Communications with Robotic Missions

Communications with spacecraft studying other worlds are done using radio waves, which travel at the speed of light. As a result, the time between sending a signal to the spacecraft and receiving the response varies from a couple of seconds (for missions exploring the Moon) to several hours (for missions investigating the outer reaches of the solar system.) This delay makes it necessary for the spacecraft to be able to execute many commands on their own, without direct input from ground control on the Earth. Therefore, the computer programs operating robotic spacecraft must be designed carefully. For example, before firing the spacecraft's engines to make a course correction maneuver, a signal is sent from the ground control to the spacecraft to have the computer execute a series of commands to complete the necessary operations, but providing additional commands is usually not possible before the maneuver is completed. Communication with spacecraft is done using large radio antennas on Earth, such as NASA's Deep Space Network, which includes three radio antenna facilities located around the world. The time to use the network must be planned in advance. The cost for using these communication facilities can be several million dollars, depending on the frequency of communications and the amount of data transmitted.
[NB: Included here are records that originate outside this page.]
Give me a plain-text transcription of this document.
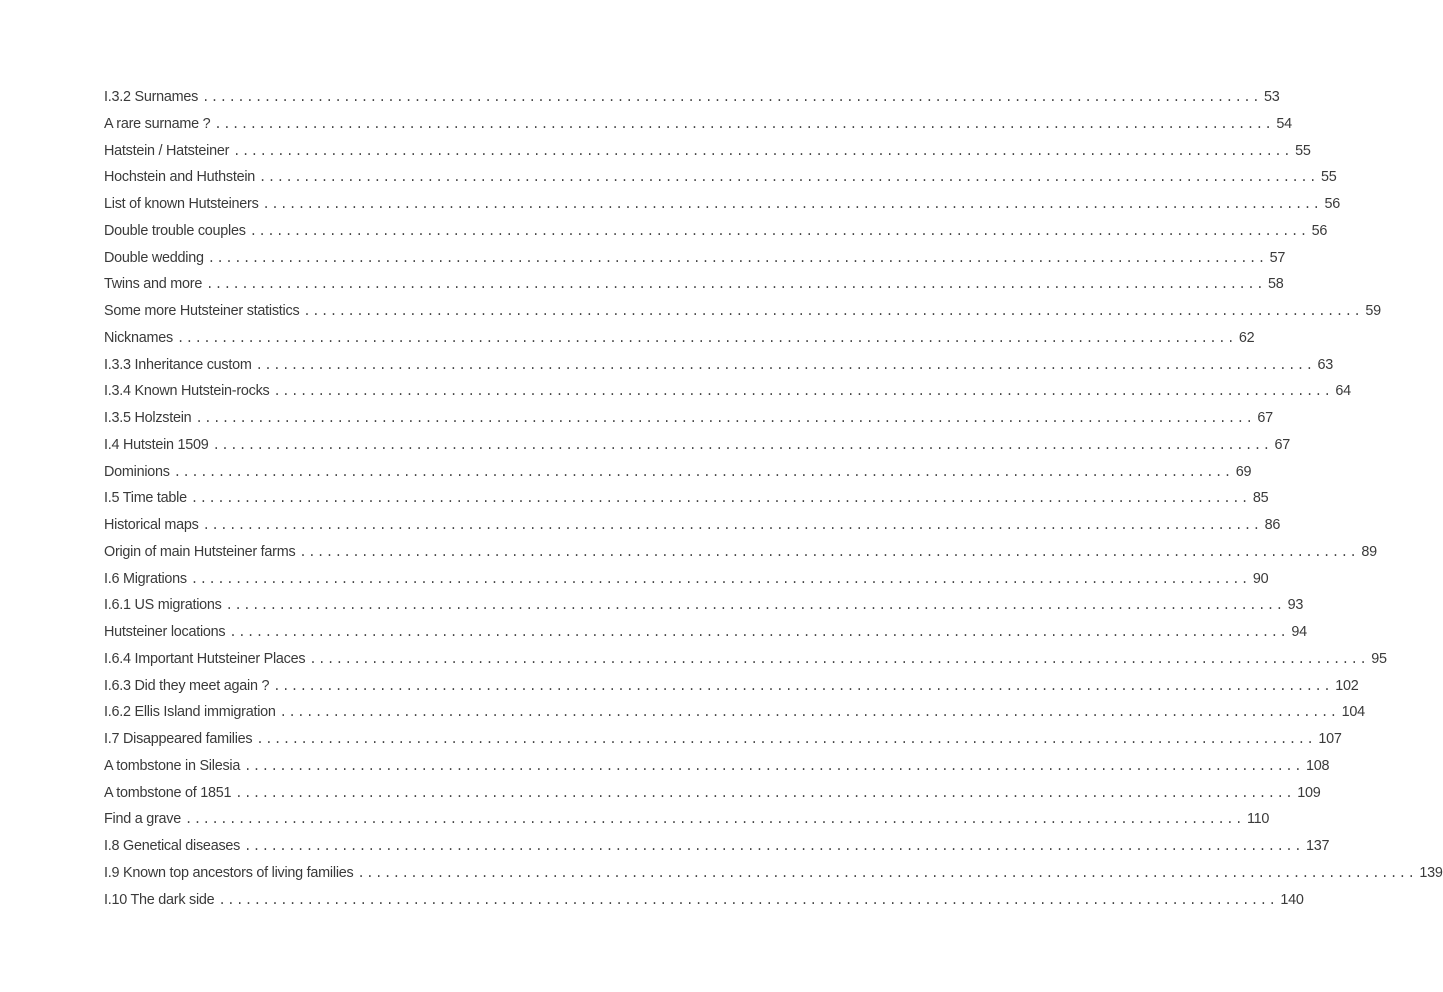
I.3.2 Surnames ........................................................................................................................ 53
A rare surname ? ........................................................................................................................ 54
Hatstein / Hatsteiner ........................................................................................................................ 55
Hochstein and Huthstein ........................................................................................................................ 55
List of known Hutsteiners ........................................................................................................................ 56
Double trouble couples ........................................................................................................................ 56
Double wedding ........................................................................................................................ 57
Twins and more ........................................................................................................................ 58
Some more Hutsteiner statistics ........................................................................................................................ 59
Nicknames ........................................................................................................................ 62
I.3.3 Inheritance custom ........................................................................................................................ 63
I.3.4 Known Hutstein-rocks ........................................................................................................................ 64
I.3.5 Holzstein ........................................................................................................................ 67
I.4 Hutstein 1509 ........................................................................................................................ 67
Dominions ........................................................................................................................ 69
I.5 Time table ........................................................................................................................ 85
Historical maps ........................................................................................................................ 86
Origin of main Hutsteiner farms ........................................................................................................................ 89
I.6 Migrations ........................................................................................................................ 90
I.6.1 US migrations ........................................................................................................................ 93
Hutsteiner locations ........................................................................................................................ 94
I.6.4 Important Hutsteiner Places ........................................................................................................................ 95
I.6.3 Did they meet again ? ........................................................................................................................ 102
I.6.2 Ellis Island immigration ........................................................................................................................ 104
I.7 Disappeared families ........................................................................................................................ 107
A tombstone in Silesia ........................................................................................................................ 108
A tombstone of 1851 ........................................................................................................................ 109
Find a grave ........................................................................................................................ 110
I.8 Genetical diseases ........................................................................................................................ 137
I.9 Known top ancestors of living families ........................................................................................................................ 139
I.10 The dark side ........................................................................................................................ 140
From MarsBound! Mission to the Red Planet

The Design Process

Like the scientific process, the design process is not a simple, linear progression from one step to the next, resulting in a finished product. Although there are steps, the design process is an iterative one: designing, modifying, testing, and designing again until a finished product is made. A central tenet of engineering, however, is that there is no such thing as a "perfect" design. Each design solution has constraints, limitiations that are placed on the solution. For example, cost is a common constraint, as is the reliability or the strength of the materials being used. It will almost always turn out, however, that a design that excels in one aspect of the problem to be solved will be poor in another aspect. Making and justifying these trade-offs is a major part of the design process. Keeping in mind that the design process is not as linear as it may appear, here are the steps that are normally identified as being part of the design process:

  1. Clearly identify the problem, identifying all aspects of the issue. It's not enough to identify the problem in broad terms, for example, "There is too much traffic near our school." The specific aspects of the problem need to be identified. For example, is the traffic moving too fast, are there too many cars on the road, or is there simply poor traffic management and routing? Usually it is the "end consumer" who will specify the problem to be solved, so this is a good opportunity to explore the sociological implications of the technology that result from the design as well!
  2. dentify the functional requirements the solution must meet. If, in our previous example, the problem is poor traffic management near the school grounds, your functional requirements might include, "Traffic must enter and exit the school area within one minute," and, "It must be easy to pick up and drop off students." The functional requirements should be written so that if they are satisfied, the problem itself will also be satisfied.
  3. Identify the constraints to the solution. Again using our school traffic example, the possible constraints might be, "All traffic must remain below 15 MPH," or, "Vehicles must not pass closer than 10 m from the school building."
  4. Design a prototype. This is the step that most people think of as "design" or "engineering", but actually this is just one step in the overall process. The prototype could be a simple concept model (perhaps a drawing on a piece of paper for our school traffic example) or a complete working model (temporary lines painted on the pavement near the school). The goal is to develop something that can be tested to see if it satisfies the functional requirements and constraints. Note that the prototype does not have to satisfy all of the functional requirements. It is perfectly acceptable (and common) to test only one aspect of a complex problem at a time.
  5. Evaluate the prototype. In this step, the designer must test and evaluate his or her proposed solution. Note that this is more than simply asking, "Does it work?" In this step the designer must instead ask, "How well does it work?" Graphs and charts are a common way to display the results of this test and evaluation process. Continuing with our example, the designers in this case might collect data on how many cars pass near the school, how fast they travel, or how long it takes to load and unload passengers.
  6. Revise and retest as needed. Based on the data collected in the previous step, the designer can see where the proposed design can be improved or what new trade-offs will have to be made. The engineer then goes back to step four (and sometimes back to step one!) and repeats the process until the design satisfies, as near as possible, all of the functional requirements and constraints.
  7. Present the final product. Once the design is finished, it must be demonstrated to the "end consumer" who identified the problem in the first place. Ultimately, it is the consumer, the user of the technological solution, who decides if the problem has really been solved. If the consumer is not satisfied, usually the problem has not been well-specified or the consumer may not understand the constraints that must be placed on the solution.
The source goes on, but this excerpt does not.